American Street – A Must Read!

I feel like I always say this but this book is one of my favorite YA books of the year so far. American Street by Ibi Zoboi is a deep and thrilling immigration story. index.jpg

Fabiola Toussant is excited to come to the United States with her Mother and start a new more glamorous life. Her Aunt that lives in America has been sending money to Fabiola and her Mother for years so that they can live in a safe apartment and that Fabiola can go to a Private School where they teach English.
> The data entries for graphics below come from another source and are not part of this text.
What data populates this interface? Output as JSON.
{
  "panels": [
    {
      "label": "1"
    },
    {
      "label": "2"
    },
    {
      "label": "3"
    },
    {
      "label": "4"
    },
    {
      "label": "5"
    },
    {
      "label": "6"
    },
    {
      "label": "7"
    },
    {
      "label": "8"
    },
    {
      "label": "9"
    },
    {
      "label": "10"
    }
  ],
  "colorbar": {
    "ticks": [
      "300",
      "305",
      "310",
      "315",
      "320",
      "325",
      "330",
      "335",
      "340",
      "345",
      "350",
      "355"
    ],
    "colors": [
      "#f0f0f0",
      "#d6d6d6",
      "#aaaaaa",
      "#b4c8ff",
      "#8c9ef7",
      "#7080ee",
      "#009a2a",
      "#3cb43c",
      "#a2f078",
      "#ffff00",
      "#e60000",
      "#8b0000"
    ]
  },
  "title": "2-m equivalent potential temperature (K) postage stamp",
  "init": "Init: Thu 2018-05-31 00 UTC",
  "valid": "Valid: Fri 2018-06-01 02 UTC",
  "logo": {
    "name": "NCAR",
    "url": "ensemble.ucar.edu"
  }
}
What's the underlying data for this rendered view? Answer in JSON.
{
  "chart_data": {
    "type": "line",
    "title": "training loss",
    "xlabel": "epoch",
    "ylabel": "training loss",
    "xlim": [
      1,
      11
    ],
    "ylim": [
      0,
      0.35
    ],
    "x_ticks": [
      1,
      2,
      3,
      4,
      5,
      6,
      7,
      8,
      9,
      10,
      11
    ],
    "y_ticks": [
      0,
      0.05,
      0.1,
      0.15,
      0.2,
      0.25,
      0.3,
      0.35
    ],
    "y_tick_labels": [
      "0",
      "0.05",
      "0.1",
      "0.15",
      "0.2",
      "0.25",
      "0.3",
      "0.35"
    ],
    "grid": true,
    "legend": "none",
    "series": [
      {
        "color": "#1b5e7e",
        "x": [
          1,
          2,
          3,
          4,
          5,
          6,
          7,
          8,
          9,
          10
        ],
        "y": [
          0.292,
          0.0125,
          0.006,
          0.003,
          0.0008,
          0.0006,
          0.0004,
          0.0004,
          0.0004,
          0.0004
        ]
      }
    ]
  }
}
But after they leave Port-au-Prince, Haiti, Fabiola’s mother is detained by U.S. immigration, leaving Fabiola to navigate her loud American cousins, Chantal, Donna, and Princess; the grittiness of Detroit’s streets, and the complete culture shock of American materialism. The US is not everything that Fab thought it would be. There are drugs, murders, and complicated inner-city-school hierarchies to navigate. All of this combined with Fabiola wanting to do anything in her power to get her mother released from the Immigration Detention Center that she is being held in causes her to immerse herself into a world that she never thought she would.

Zoboi’s prose is intriguing and slowly pulls you into the story (I’ll be honest the first thirty or so pages didn’t intrigue me). At first it’s difficult to insert yourself into Fab’s state of mind. Her mother has been suddenly separated from her, OK. She is in a new foreign country for the first time, OK. Her Aunt and Cousins are loud and kind of mean to her, OK. She goes from the warm weather of Haiti to the cold starkness of Detroit, OK.
All of these things don’t pull you in right away. It happens slowly as Fabiola slowly acclimates to her new world you slowly acclimate to her. Before you know it you are entrenched in and understand her feelings. You feel the loneliness she has without her mother. You feel her confusion about the new social climate of High School in America (in the ghetto of Detroit, no less). You feel her crush on the too-good-to-be-true boy Kasim. But in the end she wraps you into her story and believe me- it’s a good one.